Signs of egg allergy in baby
Eggs are a common baby food allergen. If you are anxious about giving your baby eggs for the first time, it might help to know the signs of an allergic reaction to watch out for. Your baby might have an egg allergy if, after eating eggs, he experiences:
- Skin, lip or tongue swelling
- Wheezing or breathing difficulty
- Trouble swallowing
- Nausea, vomiting, stomach pain or diarrhea.
If you think your baby might have an egg allergy, speak to your healthcare provider and ask for advice.
Babies can have a severe allergic reaction to eggs.
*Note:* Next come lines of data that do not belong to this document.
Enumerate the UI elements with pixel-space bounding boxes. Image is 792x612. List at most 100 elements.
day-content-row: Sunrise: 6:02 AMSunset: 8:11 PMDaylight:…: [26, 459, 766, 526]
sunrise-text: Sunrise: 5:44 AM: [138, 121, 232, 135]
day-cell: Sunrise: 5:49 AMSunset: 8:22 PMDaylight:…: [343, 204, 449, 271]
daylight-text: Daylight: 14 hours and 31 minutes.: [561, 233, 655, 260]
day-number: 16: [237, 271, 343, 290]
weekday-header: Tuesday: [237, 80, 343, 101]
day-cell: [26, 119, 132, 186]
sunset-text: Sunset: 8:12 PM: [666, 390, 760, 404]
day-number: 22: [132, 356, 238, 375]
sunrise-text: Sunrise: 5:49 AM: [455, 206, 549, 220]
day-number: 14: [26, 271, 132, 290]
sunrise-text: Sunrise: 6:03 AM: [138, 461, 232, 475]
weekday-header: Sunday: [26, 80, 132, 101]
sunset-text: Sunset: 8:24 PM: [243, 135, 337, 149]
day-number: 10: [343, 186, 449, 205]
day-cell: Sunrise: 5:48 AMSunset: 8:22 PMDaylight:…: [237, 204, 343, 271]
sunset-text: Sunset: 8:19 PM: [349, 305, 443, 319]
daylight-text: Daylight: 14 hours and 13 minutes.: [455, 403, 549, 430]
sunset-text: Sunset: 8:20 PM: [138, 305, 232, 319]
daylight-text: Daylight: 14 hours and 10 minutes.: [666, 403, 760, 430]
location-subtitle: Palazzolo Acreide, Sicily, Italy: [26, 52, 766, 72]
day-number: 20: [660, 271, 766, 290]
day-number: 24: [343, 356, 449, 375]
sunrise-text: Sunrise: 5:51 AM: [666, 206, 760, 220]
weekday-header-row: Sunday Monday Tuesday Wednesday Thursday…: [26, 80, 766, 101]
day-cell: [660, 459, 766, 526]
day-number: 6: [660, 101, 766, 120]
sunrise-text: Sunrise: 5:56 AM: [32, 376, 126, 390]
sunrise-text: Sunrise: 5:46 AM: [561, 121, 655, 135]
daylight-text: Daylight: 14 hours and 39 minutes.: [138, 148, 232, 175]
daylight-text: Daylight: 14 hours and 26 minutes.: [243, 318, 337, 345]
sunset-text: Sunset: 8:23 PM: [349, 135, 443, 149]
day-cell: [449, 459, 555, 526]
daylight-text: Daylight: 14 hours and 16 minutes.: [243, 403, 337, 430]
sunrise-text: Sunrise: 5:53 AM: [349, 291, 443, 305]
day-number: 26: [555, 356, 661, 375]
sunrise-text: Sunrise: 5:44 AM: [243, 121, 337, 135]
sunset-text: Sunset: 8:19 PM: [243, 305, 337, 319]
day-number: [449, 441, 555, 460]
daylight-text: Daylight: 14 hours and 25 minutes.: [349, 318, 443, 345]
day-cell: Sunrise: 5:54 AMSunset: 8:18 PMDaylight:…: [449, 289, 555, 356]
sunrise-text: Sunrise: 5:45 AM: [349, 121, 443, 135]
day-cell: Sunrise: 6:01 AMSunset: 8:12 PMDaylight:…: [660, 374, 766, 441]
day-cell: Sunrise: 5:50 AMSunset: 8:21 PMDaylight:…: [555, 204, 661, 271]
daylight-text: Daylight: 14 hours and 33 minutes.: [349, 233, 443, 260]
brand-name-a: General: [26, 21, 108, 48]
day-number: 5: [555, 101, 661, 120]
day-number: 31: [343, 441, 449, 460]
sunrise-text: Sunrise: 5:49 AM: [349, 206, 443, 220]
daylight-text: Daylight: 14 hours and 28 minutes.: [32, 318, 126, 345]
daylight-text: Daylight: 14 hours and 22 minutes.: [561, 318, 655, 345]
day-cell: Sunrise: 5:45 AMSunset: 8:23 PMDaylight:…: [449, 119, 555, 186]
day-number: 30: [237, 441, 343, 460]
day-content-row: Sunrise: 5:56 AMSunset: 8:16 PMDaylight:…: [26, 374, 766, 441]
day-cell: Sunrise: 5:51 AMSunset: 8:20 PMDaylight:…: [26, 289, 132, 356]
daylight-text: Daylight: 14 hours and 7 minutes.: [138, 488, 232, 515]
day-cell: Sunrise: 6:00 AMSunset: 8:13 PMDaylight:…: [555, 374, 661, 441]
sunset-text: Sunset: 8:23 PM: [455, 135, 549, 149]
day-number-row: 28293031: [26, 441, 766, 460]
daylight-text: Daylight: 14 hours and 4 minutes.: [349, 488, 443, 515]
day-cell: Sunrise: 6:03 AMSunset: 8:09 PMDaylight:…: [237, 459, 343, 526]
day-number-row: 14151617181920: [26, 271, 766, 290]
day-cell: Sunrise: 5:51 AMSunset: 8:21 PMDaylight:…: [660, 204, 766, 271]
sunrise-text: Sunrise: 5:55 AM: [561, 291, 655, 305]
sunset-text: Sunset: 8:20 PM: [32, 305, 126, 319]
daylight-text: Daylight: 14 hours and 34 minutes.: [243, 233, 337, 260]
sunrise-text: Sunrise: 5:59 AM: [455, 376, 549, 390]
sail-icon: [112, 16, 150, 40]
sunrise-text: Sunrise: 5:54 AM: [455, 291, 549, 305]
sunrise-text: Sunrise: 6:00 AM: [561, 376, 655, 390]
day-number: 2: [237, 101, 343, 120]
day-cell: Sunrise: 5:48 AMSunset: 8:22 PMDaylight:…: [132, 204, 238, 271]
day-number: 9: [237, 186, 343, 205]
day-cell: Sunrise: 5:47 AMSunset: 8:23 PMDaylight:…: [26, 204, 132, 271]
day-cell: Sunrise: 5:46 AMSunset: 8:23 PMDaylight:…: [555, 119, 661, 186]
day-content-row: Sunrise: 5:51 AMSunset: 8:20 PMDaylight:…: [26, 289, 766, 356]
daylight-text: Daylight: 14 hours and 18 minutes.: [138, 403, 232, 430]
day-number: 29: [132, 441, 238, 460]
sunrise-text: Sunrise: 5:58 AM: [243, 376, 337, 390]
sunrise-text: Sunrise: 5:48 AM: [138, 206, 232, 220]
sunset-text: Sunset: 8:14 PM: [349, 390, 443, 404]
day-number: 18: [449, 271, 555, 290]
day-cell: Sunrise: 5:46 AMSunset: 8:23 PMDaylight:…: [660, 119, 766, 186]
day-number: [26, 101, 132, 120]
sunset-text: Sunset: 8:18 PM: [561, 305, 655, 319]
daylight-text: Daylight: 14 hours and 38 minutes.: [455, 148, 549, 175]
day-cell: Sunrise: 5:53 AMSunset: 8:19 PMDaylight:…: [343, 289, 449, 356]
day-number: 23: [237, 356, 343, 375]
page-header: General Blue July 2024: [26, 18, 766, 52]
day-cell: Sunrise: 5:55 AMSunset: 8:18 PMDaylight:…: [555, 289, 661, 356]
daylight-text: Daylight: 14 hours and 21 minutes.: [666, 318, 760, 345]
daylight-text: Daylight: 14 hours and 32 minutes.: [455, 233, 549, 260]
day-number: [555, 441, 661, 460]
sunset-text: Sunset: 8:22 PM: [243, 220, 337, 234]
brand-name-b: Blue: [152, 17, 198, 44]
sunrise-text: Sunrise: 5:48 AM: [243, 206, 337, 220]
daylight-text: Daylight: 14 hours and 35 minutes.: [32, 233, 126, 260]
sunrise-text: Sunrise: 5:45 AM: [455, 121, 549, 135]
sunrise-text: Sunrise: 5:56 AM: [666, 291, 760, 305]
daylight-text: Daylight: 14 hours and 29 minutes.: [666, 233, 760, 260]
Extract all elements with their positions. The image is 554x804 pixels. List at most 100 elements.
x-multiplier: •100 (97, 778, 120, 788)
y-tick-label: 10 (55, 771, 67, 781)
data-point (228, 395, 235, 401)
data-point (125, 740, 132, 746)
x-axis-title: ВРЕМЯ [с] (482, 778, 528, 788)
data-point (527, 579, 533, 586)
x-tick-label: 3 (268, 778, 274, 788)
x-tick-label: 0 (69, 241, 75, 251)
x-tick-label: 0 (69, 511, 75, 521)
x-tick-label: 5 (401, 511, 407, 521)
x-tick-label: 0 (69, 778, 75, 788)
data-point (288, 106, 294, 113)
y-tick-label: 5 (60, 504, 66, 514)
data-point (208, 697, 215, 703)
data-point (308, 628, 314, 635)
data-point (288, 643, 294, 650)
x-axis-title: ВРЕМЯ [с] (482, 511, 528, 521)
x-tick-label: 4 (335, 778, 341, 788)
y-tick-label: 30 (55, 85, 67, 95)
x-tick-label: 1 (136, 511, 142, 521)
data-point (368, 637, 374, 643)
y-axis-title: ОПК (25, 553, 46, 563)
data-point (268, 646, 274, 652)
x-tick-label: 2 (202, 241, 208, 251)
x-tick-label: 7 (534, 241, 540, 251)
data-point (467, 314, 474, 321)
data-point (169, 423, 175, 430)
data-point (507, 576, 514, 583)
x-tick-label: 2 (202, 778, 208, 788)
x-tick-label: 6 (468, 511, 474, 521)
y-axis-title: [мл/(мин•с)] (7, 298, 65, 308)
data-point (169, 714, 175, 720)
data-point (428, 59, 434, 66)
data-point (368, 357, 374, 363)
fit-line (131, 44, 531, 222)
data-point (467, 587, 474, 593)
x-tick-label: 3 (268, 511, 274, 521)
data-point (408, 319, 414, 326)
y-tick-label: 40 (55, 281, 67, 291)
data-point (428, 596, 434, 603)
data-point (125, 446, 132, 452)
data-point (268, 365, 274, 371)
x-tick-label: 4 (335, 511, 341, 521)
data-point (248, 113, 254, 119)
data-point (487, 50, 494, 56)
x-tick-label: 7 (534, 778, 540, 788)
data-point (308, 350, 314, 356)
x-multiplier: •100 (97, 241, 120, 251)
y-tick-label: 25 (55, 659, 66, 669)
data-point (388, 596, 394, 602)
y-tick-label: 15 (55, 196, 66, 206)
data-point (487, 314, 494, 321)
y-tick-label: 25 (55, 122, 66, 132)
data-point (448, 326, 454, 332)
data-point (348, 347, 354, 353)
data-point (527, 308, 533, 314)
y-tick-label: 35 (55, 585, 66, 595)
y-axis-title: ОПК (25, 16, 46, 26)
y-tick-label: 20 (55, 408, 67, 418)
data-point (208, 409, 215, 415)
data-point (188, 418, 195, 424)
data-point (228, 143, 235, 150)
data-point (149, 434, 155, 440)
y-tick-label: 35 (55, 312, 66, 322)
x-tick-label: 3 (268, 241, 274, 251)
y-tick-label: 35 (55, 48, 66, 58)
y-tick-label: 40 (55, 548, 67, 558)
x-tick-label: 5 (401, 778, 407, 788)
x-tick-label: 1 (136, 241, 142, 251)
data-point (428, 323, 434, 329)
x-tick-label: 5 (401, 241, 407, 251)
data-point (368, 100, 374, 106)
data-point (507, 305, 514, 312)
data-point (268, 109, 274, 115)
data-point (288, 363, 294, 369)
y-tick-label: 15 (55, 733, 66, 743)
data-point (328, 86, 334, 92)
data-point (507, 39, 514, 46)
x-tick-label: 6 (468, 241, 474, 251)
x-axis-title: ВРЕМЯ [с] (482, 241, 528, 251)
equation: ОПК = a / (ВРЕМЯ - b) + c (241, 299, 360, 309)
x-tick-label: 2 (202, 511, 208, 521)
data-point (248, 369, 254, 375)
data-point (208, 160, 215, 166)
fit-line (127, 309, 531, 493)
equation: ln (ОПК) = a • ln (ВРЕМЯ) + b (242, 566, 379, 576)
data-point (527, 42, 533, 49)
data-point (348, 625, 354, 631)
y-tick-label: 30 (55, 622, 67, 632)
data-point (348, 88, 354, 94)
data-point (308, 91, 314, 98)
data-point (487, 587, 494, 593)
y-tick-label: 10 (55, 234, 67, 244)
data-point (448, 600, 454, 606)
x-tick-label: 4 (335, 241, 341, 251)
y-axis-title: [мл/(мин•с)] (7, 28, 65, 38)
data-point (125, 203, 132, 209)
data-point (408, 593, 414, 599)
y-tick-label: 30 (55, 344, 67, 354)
If your baby has difficulty breathing or swallowing, you should immediately seek emergency medical help.
Can babies without teeth eat scrambled eggs ?
Yes, babies who don’t yet have teeth can eat scrambled eggs. Toothless babies can eat most things. Babies use their gums to chew food, so they’re able to cope perfectly fine without teeth. Over the course of your weaning journey, you might be surprised at just how many foods your baby can manage without teeth!
If you’ve ever been bitten during breastfeeding, you will know that those toothless gums are pretty powerful.
Salmonella and eggs
Eggs can contain salmonella, a bacterium that can cause illness if you eat raw or lightly cooked eggs.
To reduce the risk of salmonella:
- Keep eggs refrigerated
- Do not use cracked or dirty eggs
- Opt for pasteurized eggs
- Cook eggs until both the yolk and white are firm
- Use only pasteurized eggs for foods that contain raw or lightly cooked eggs
- Wash hands and items that come into contact with raw eggs.